Дон Рубакис провел их к себе в кабинет и минут десять перерывал все ящики в большом бюро красного дерева.
- Так, прошлогоднее завещание... Трехмесячное завещание... Недельное завещание... Вчерашнее завещание... Чеки... Компрометирующие материалы на Хуаниту... На Альвареса. На Лопеса... Долговые обязательства... Закладные на земли, на рыболовную шхуну старого Эдди... Детская считалочка... Вот!
Вытащил мятый листок бумажки, на котором был написан корявым почерком адрес.
- Поезжайте. Вам дать мою машину?
- Если не затруднит.
- Не затруднит.
- Вы самая любезность.
- Вы тоже любезны.
Начался долгий обмен комплиментами.
Позвонить шоферу дон Рубакис, конечно, забыл, так что пришлось с ним созваниваться из гаража и получать добро...
***
- Справа - собор святого Себастиана. Но нам туда не надо, - говорил шофер, проявляя чудеса вождения.
Водители в городе принципиально презирали правила дорожного движения и не собирались с ними считаться. Поэтому в городе нашлось бы не больше двух десятков непомятых машин, да и те, в основном, принадлежали президенту страны и другим членам хунты.
Машина неслась дальше, обогнав бензовоз.
- Слева - городские трущобы... Но нам туда не надо, - продолжил экскурсию шофер. - Справа - фавеллы, но нам и туда не надо... Ох, понавешали везде знаков!

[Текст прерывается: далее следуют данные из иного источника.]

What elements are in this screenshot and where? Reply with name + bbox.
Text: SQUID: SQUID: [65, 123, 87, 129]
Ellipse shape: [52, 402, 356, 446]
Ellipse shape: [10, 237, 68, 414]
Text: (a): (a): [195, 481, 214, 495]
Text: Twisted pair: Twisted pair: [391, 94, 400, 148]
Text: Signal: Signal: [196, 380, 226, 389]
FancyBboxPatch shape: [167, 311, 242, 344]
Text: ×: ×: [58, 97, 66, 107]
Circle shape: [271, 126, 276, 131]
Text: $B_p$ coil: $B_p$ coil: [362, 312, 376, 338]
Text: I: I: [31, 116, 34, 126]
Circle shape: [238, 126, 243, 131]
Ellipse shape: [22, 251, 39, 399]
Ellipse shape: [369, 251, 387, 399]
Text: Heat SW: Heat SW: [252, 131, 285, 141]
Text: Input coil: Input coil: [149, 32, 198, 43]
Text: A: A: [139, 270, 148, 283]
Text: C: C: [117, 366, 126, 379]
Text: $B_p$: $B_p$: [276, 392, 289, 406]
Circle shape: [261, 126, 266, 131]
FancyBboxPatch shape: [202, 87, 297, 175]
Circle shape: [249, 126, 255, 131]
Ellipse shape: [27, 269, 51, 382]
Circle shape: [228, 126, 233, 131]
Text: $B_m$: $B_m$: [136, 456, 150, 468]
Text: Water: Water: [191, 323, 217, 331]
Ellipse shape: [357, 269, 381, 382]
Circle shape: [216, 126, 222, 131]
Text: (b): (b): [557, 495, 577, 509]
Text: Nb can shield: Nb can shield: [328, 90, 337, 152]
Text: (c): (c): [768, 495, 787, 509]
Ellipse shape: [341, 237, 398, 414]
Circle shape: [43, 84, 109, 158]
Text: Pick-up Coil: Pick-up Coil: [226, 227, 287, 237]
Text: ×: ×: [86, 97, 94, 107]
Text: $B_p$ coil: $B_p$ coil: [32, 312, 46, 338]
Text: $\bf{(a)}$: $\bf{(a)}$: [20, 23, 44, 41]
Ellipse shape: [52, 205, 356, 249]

В Ла-Бананосе было полно мест, куда друзьям было не надо. И еще больше, где висели дорожные знаки, которые приводили шофера в ярость и вызывали у него одно желание - нарушить их.
Нужно было лишь одно место, куда они стремились. О котором мечтали. Это была улица президента Хонсалеса на окраине.
Окраина представляла из себя нечто похожее на Черемушки, только более замызганное. Те же унылые коробки, такие же дворы, только с пальмами.
Большой Японец устроился в обычной квартире на девятом этаже. Подъезд живо напомнил друзьям родные края. Разница заключалось лишь в том, что ругательства были написаны на чистом испанском языке, тогда как московские вандалы предпочитают английский или плохо знакомый им русский.
Лифт не работал. На девятый этаж пришлось подниматься пешком. Не самое приятное занятие, когда на дворе жара под сорок градусов.
Дверь была тяжелая, сейфовая, производство Израиль, с тяжелыми засовами. Полезная вещь, если к вам ломятся с гранатометом.
Лаврушин жал и жал на звонок. Без всякого успеха. За тяжелой дверью ему вторило лишь молчание.
- Ну что, в другой раз зайдем? - предложил Степан.
И тут в двери что-то лязгнуло.
Дверь отворилась. На пороге стоял огромный косоглазый желтокожий мужчина. И глядел на пришельцев зло, подозрительно.